Looking at a child’s unwanted behaviors as a form of communication rather than them being bad or naughty for no reason can help us address the underlying need or problem that kid is experiencing. Below are a few examples of common ways kids’ behavior is really just them expressing their wants and needs. 

  1. Escape: Some kids use behavior to avoid a task, demand, situation, or even a person they find difficult. This may be the child who says inappropriate things to the teacher or a parent so they can escape a stressful situation.
    • Example: Sofia, who struggles with reading, refuses to take out her book during silent reading time. She eventually throws it to the floor, calls the teacher a name, and gets sent to the office. At home she refuses to do her reading homework and purposely lashes out at you, knowing you’ll send her to her room.
    • Understanding Behavior: What Sofia is trying to communicate is that she’s struggling with reading and would rather get into trouble than be asked to do a task that is challenging for her without the support she needs. 
  2. Attention. Sally is what some people might think of as clingy. She really wants to show how hard she worked on her math. At school, she raises her hand in class over and over. 
    • Example: At home, she keeps interrupting you to report her progress. When she doesn’t get a response, she keeps tapping your arm and yanking your sleeve.
    • Understanding Behavior: Nevaeh is trying to tell you that she’s unsure about her strengths. She’s telling you she needs your approval to be sure she’s done a good job on her math. 
  3. Tangible gains. Some behavior is aimed at getting what they want when they want it. This behavior is very common for kids who struggle with impulsivity or flexible thinking. 
    • Example: Joseph often talks back and comes off as disrespectful. He misses or ignores cues to lower his voice. He gets agitated when he is told to stop. He argues that he’s just trying to get answers to his questions. He believes you should respond to him right away.
    • Understanding Behavior: Joseph is communicating that he needs more information to understand what’s happening around him. His behavior shows a communication skills deficit, providing an opportunity to learn the social skill of waiting.
  4. Sensory needs. Children’s brains are constantly taking in information from their senses. For some kids, that stream of input is a struggle. They may underreact or overreact to sensory input, which can be problematic when they are disruptive at home, in the community, or at school.
    • Example: Ethan, for instancehas a hard time sitting still.

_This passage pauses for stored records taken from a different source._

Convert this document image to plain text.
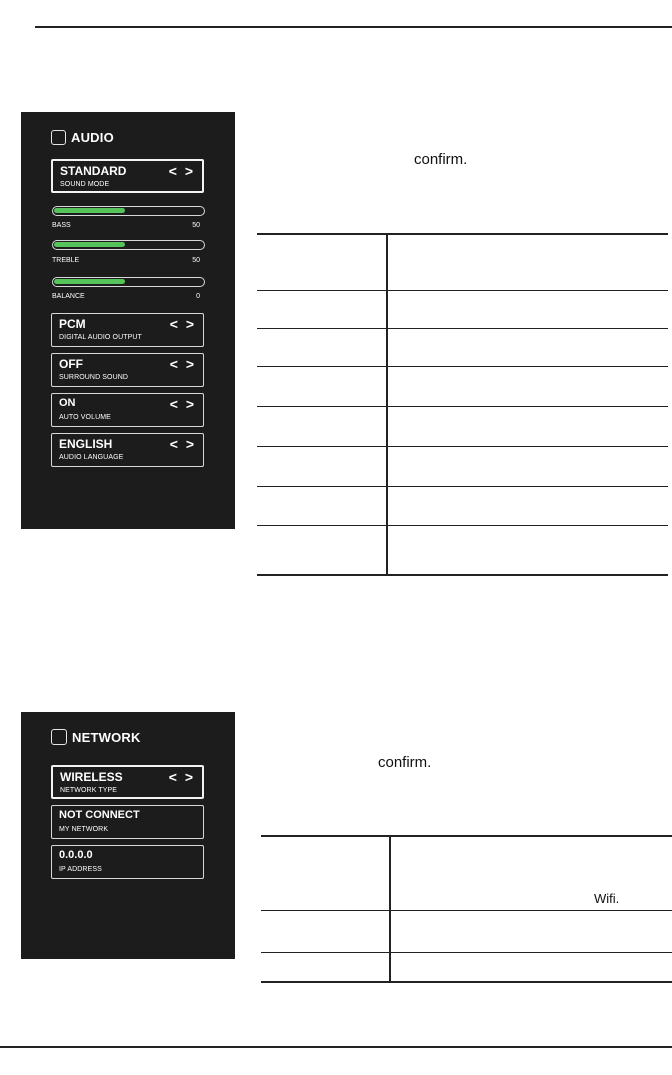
AUDIO
STANDARD
SOUND MODE
< >
BASS	50
TREBLE	50
BALANCE	0
PCM
DIGITAL AUDIO OUTPUT
< >
OFF
SURROUND SOUND
< >
ON
AUTO VOLUME
< >
ENGLISH
AUDIO LANGUAGE
< >
confirm.
NETWORK
WIRELESS
NETWORK TYPE
< >
NOT CONNECT
MY NETWORK
0.0.0.0
IP ADDRESS
confirm.
Wifi.
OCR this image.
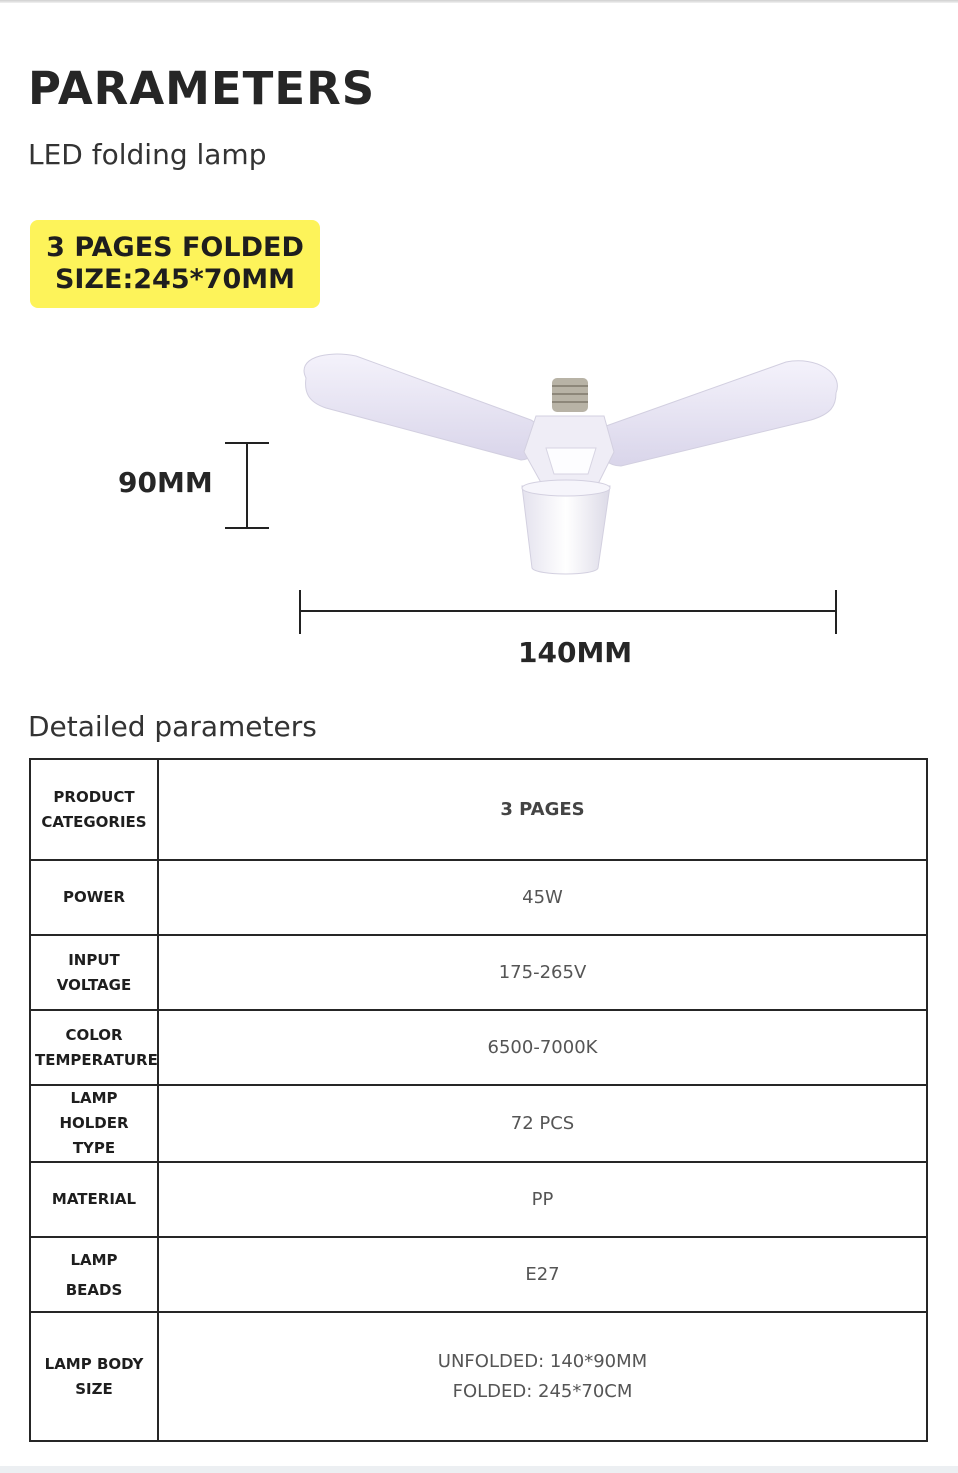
PARAMETERS
LED folding lamp
3 PAGES FOLDED
SIZE:245*70MM
90MM
140MM
Detailed parameters
PRODUCT
CATEGORIES	3 PAGES

POWER	45W

INPUT
VOLTAGE	175-265V

COLOR
TEMPERATURE	6500-7000K

LAMP
HOLDER
TYPE	72 PCS

MATERIAL	PP

LAMP
BEADS	E27

LAMP BODY
SIZE	UNFOLDED: 140*90MM
FOLDED: 245*70CM
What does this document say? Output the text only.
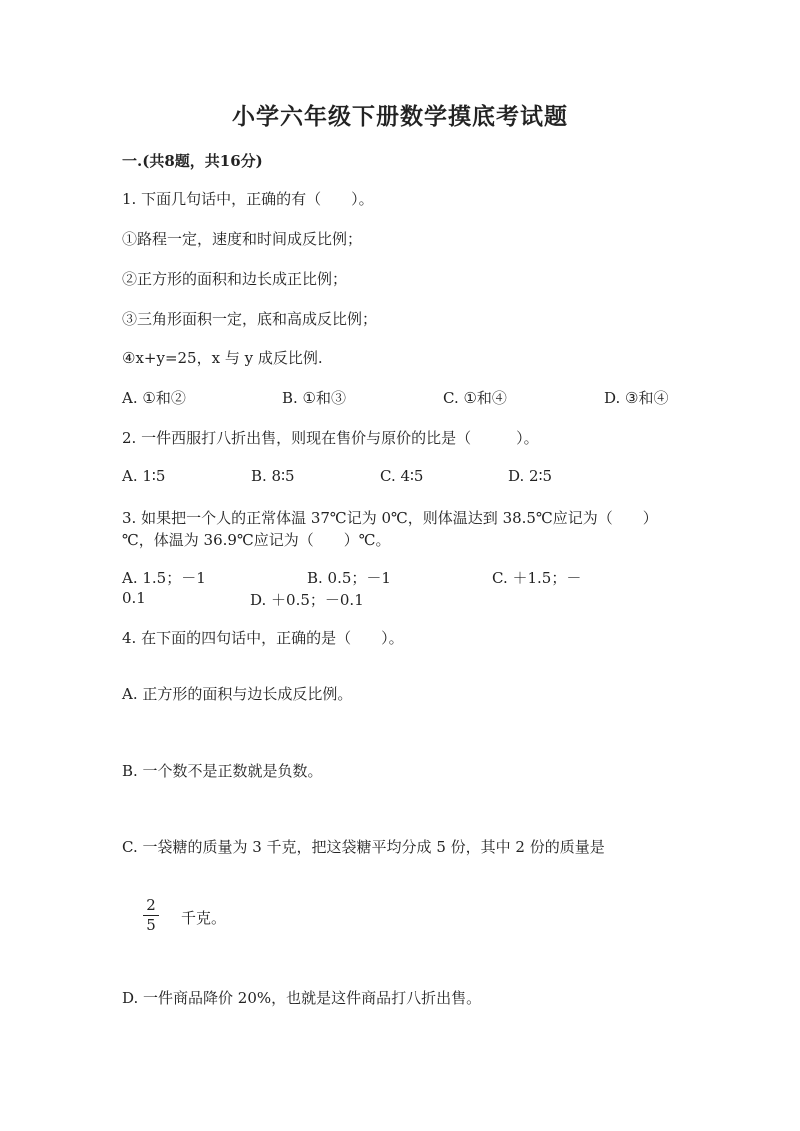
小学六年级下册数学摸底考试题
一.(共8题，共16分)
1. 下面几句话中，正确的有（　　）。
①路程一定，速度和时间成反比例；
②正方形的面积和边长成正比例；
③三角形面积一定，底和高成反比例；
④x+y=25，x 与 y 成反比例.
A. ①和②	B. ①和③	C. ①和④	D. ③和④
2. 一件西服打八折出售，则现在售价与原价的比是（　　　）。
A. 1∶5	B. 8∶5	C. 4∶5	D. 2∶5
3. 如果把一个人的正常体温 37℃记为 0℃，则体温达到 38.5℃应记为（　　）
℃，体温为 36.9℃应记为（　　）℃。
A. 1.5；－1	B. 0.5；－1	C. ＋1.5；－
0.1	D. ＋0.5；－0.1
4. 在下面的四句话中，正确的是（　　）。
A. 正方形的面积与边长成反比例。
B. 一个数不是正数就是负数。
C. 一袋糖的质量为 3 千克，把这袋糖平均分成 5 份，其中 2 份的质量是
2
5 千克。
D. 一件商品降价 20%，也就是这件商品打八折出售。
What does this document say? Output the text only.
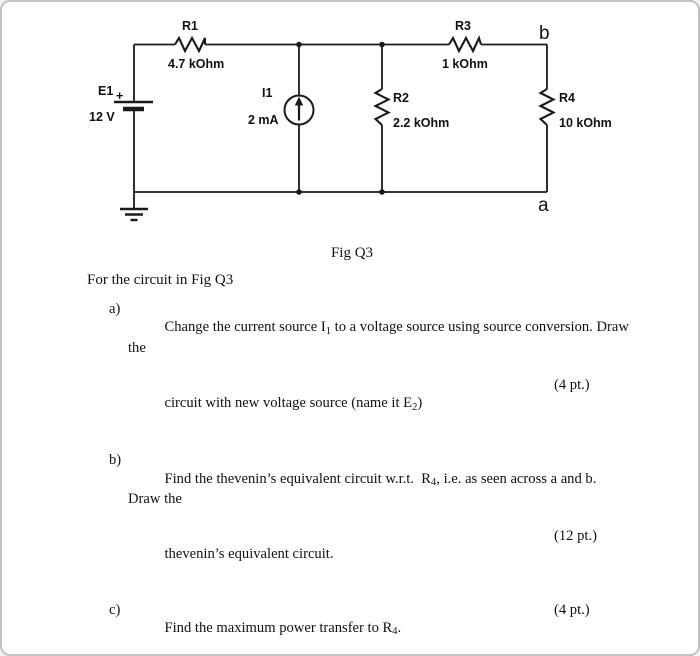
R1
4.7 kOhm
R3
1 kOhm
E1 +
12 V
I1
2 mA
R2
2.2 kOhm
R4
10 kOhm
b
a
Fig Q3
For the circuit in Fig Q3
a)

Change the current source I1 to a voltage source using source conversion. Draw the

circuit with new voltage source (name it E2)

(4 pt.)

b)

Find the thevenin’s equivalent circuit w.r.t.  R4, i.e. as seen across a and b.  Draw the

thevenin’s equivalent circuit.

(12 pt.)

c)

Find the maximum power transfer to R4.

(4 pt.)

He is getting up and running around the classroom at school and won’t stay with you in the store or parking lot. He will run and jump all over the house with no regard for personal safety.
    • Understanding Behavior: Ethan may have a low threshold for proprioception and vestibular input meaning he needs a lot more movement in his day for him to feel normal. 

These are just a few examples and explanations of what behavior can mean. If your child’s behavior is getting in the way of their success and independence, an Occupational Therapist can help you decode and understand your child’s behavior and help address the underlying issues. OT’s help gives families and children the tools to reduce unwanted or inappropriate behaviors so that everyone can lead a happy, healthy, and meaningful life.